A list of those eager to celebrate with abandonment includes: the younger son, who owns up to his mistakes; misses his home; cannot live any more on the wretched food of the cold, distant land of exile and needs again the warmth of his Dad’s embrace. The list includes sinners of all sorts, provided that they are determined to make a clean cut with their past, tax collectors, publicans, prostitutes, the outcast, the marginalized, all those whom Jesus seeks out and with whom he deliberately chooses, to celebrate, i.e., to do Eucharist.
And here is a list of all those who are not in a celebratory mood: it includes the older son, who is so filled with self-righteousness and resentment that he denies having a father (I served you all these years) and denies also having a younger brother (this son of yours). Those who join him in refusing to celebrate are the scribes and Pharisees, already resenting that Jesus does Eucharist with obvious sinners, tax collectors and harlots.
On this list are also all those who live the delusion of being in a position to earn their invitation around the Table of the Lord.
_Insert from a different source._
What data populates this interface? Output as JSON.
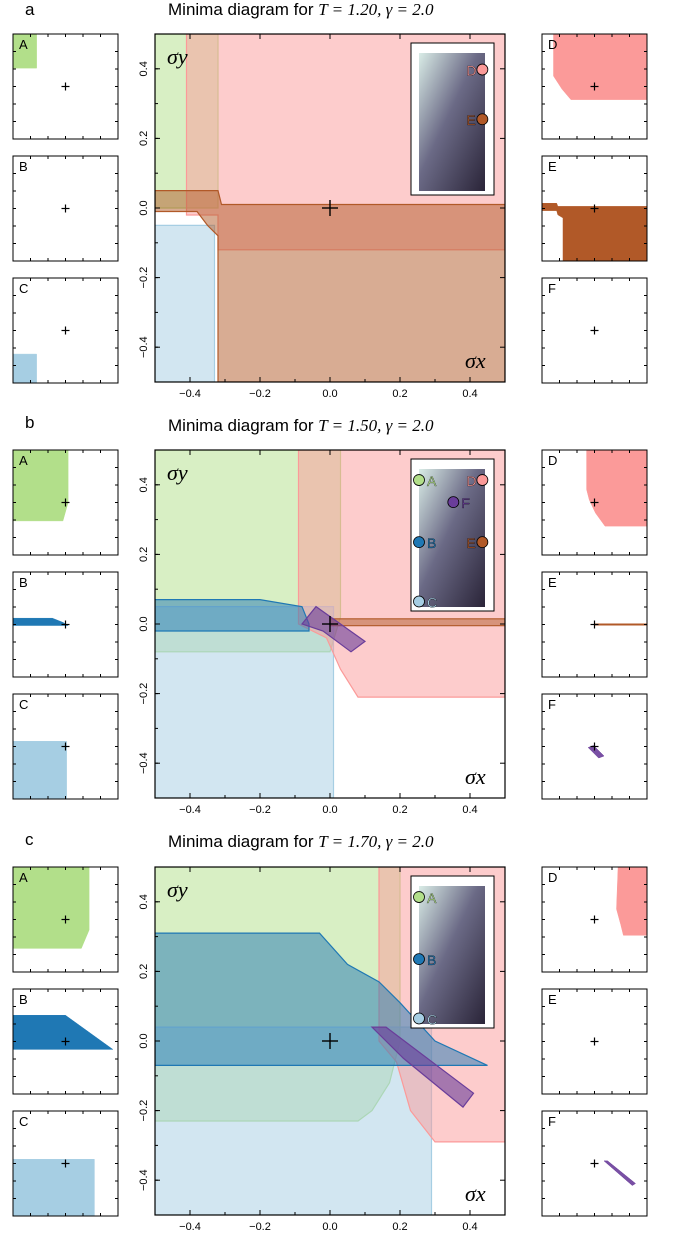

This sad list has, as well, all the self-righteous, those who, having minimized their past transgressions, afford themselves the luxury of looking down on obvious transgressors.
For the last 50 years, my mission has been similar to Paul’s as shown in his Second Letter to the Corinthians. With increased insistence, as I became more aware of the tragedy of each of my sins, big and not-so-big alike, in these 50 years I have been urging my brothers and sisters to be on the list of those ready to celebrate. At the same time, this effort of mine has been equally visible in trying to convince any of those on the other list to join the first celebratory group. And whenever I am not in a celebratory mood, myself, and I risk turning a Eucharistic Celebration into a routine church service, I try to relive in my mind how strikingly different our Heavenly Father is from any other god by the way Jesus portraits him in this very familiar parable.
In other religions, a similarly offended deity, without hesitation, would have struck dead the wayward son, regardless of his apology and rehearsed speech of regret. Our heavenly Father, instead, is so driven by insane love for us that he waits anxiously for our return; he tosses aside his dignity to run towards us; he interrupts our expressions of regret; and restores us fully to our former status as his adopted children.
But there are other reasons for our Eucharistic Celebrations: Habitually, in our many wants we plead with God prayerfully for favors and graces. However, in this parable, Jesus informs us that our Father so desires to have all his children joyously seated around the same Table that it is HE who tosses aside his self-worth once more to plead with those among us who “slave” for him in fear, because they are tragically unaware that all, which the Father has, is truly theirs already!
He who did not spare his own Son but handed him over for us all, how will he not also give us everything else along with him? Romans 8:32
Once this reality is etched in the back of our mind, we have even more reasons for celebrating wholeheartedly every Eucharist left in our earthly life as a foretaste of the heavenly, endless Supper of the Lamb.